Acusação de Tarcísio sobre Haddad e suspeita do PCC vira o momento mais comentado do debate
Cobrança sobre presença do petista ao lado de mulher hoje presa pelo tráfico dominou repercussão nas redes e colocou o governador no centro das atenções da campanha ao governo de SP
De todos os temas tratados no primeiro debate da campanha ao governo de São Paulo, realizado neste domingo (9) pela Band, nenhum dominou tanto a conversa nas redes sociais quanto a cobrança feita por Tarcísio de Freitas sobre a presença de Fernando Haddad em um evento oficial ao lado de uma mulher hoje presa por suspeita de ligação com o PCC.
O momento que virou o centro do debate
Durante o bloco sobre segurança pública, Tarcísio relembrou que Haddad esteve, em julho de 2025, no palco de uma cerimônia do governo federal na Favela do Moinho, ao lado de Alessandra Moja, apresentada na época como líder comunitária. O governador classificou a cena como ruim, envolvendo membros do poder público ao lado de uma figura hoje associada ao crime organizado. A fala se espalhou rapidamente: nas horas seguintes ao debate, o episódio já aparecia em cortes de vídeo, prints e montagens em perfis de Instagram, Facebook e X, além de matérias publicadas por veículos como Band, UOL, TMC, Aliados Brasil, ContraFatos e Diário do Poder, entre outros, todos destacando a mesma cena como o momento de maior tensão da noite.
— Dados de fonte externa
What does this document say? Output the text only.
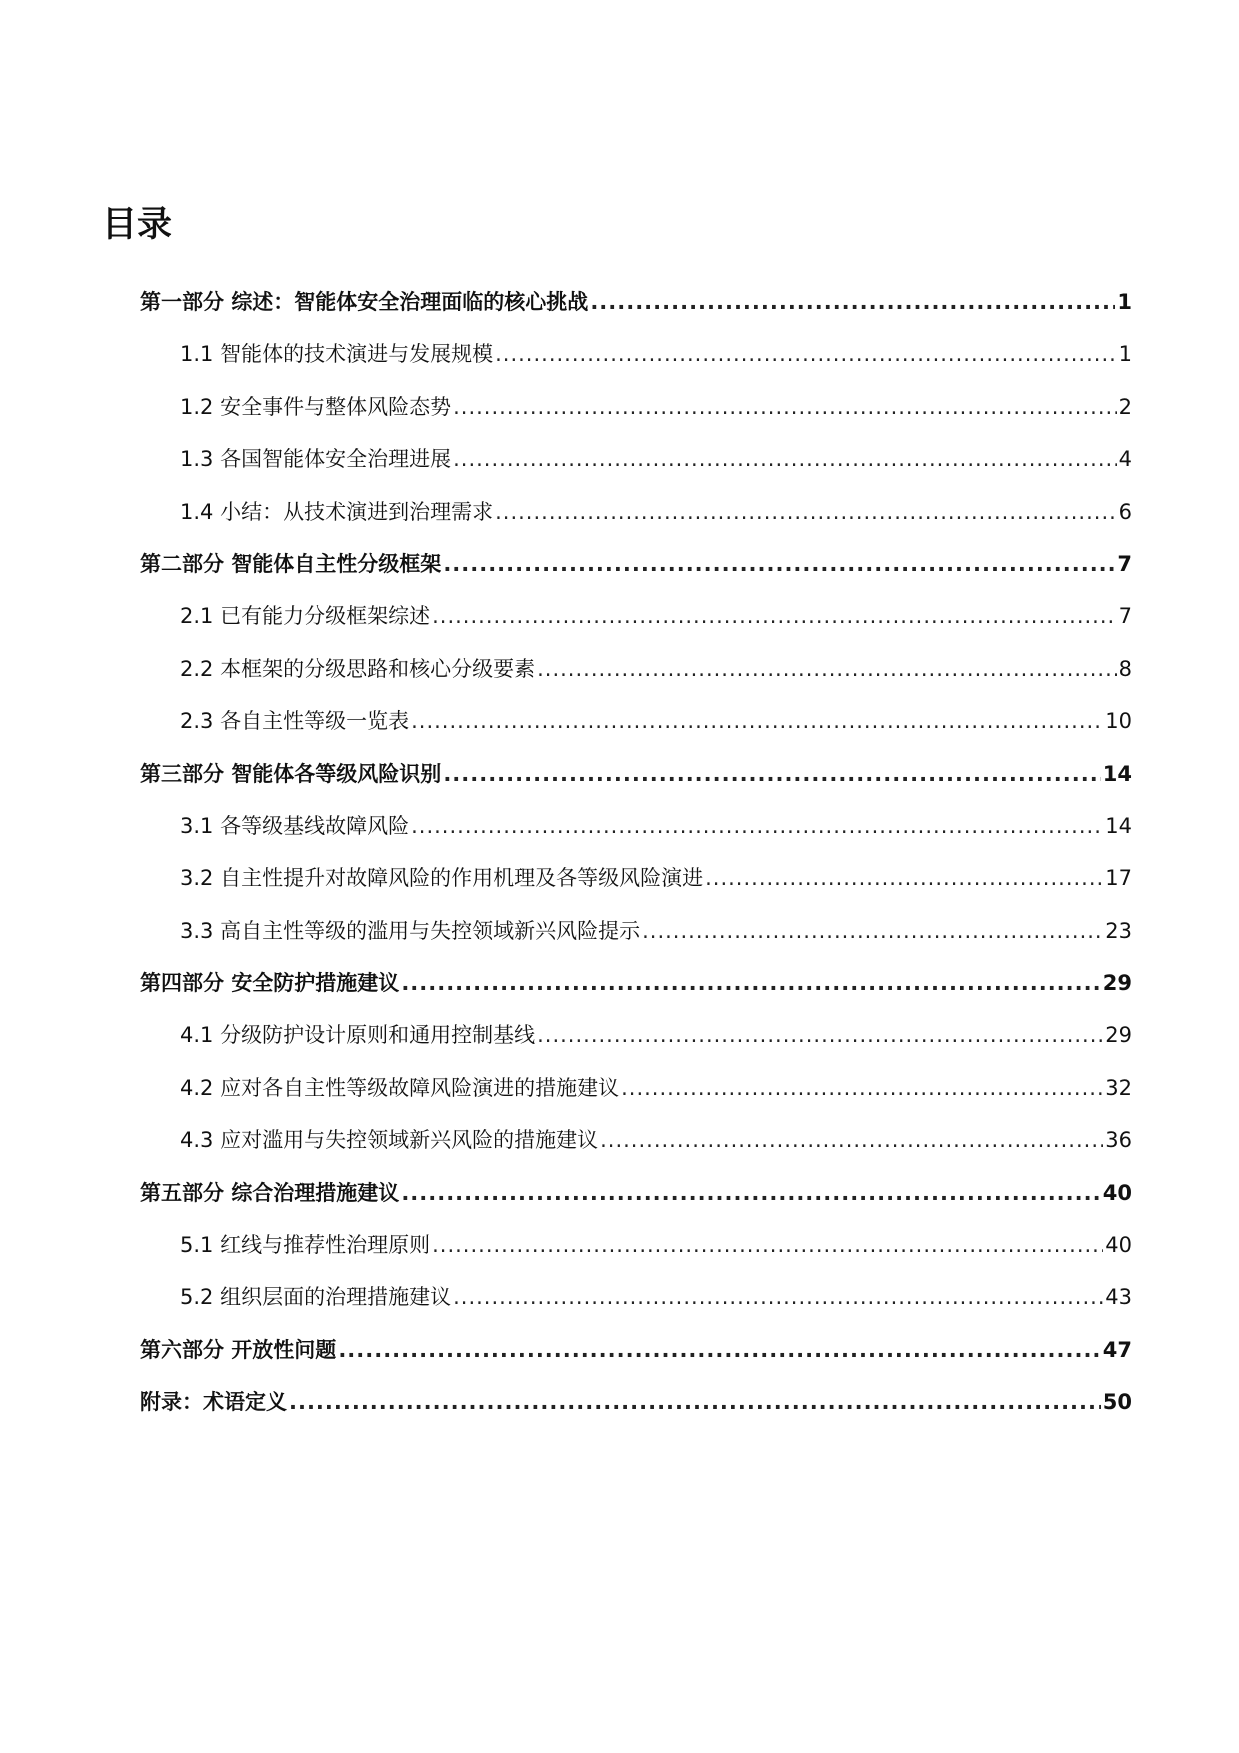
目录
第一部分 综述：智能体安全治理面临的核心挑战 .....	1
1.1 智能体的技术演进与发展规模 .....	1
1.2 安全事件与整体风险态势 .....	2
1.3 各国智能体安全治理进展 .....	4
1.4 小结：从技术演进到治理需求 .....	6
第二部分 智能体自主性分级框架 .....	7
2.1 已有能力分级框架综述 .....	7
2.2 本框架的分级思路和核心分级要素 .....	8
2.3 各自主性等级一览表 .....	10
第三部分 智能体各等级风险识别 .....	14
3.1 各等级基线故障风险 .....	14
3.2 自主性提升对故障风险的作用机理及各等级风险演进 .....	17
3.3 高自主性等级的滥用与失控领域新兴风险提示 .....	23
第四部分 安全防护措施建议 .....	29
4.1 分级防护设计原则和通用控制基线 .....	29
4.2 应对各自主性等级故障风险演进的措施建议 .....	32
4.3 应对滥用与失控领域新兴风险的措施建议 .....	36
第五部分 综合治理措施建议 .....	40
5.1 红线与推荐性治理原则 .....	40
5.2 组织层面的治理措施建议 .....	43
第六部分 开放性问题 .....	47
附录：术语定义 .....	50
Quem é a mulher no centro da polêmica
O caso ganhou peso porque não se trata de uma acusação vaga: Alessandra Moja é irmã de Leonardo Moja, o "Leo do Moinho", apontado pelas investigações como liderança do PCC na região central de São Paulo. Segundo o Ministério Público, ela teria atuado como executora dos interesses do irmão na comunidade, com suspeitas que vão de tráfico de drogas a lavagem de dinheiro e cobrança de propina em processos de remoção habitacional. Em setembro de 2025, cerca de um mês e meio depois de dividir o palco com Haddad e outros ministros no evento com o presidente Lula, ela foi presa na Operação Sharpe, ação das forças de segurança do estado contra a cúpula do PCC na favela.
A resposta de Haddad
Cobrado no debate, Haddad respondeu que a acusação era deselegante e questionou por que Tarcísio, se já tinha essa informação, não havia agido antes para prender Alessandra. Em seguida, aproveitou o momento para apresentar sua proposta de criação de um Gabinete Institucional de Segurança Pública.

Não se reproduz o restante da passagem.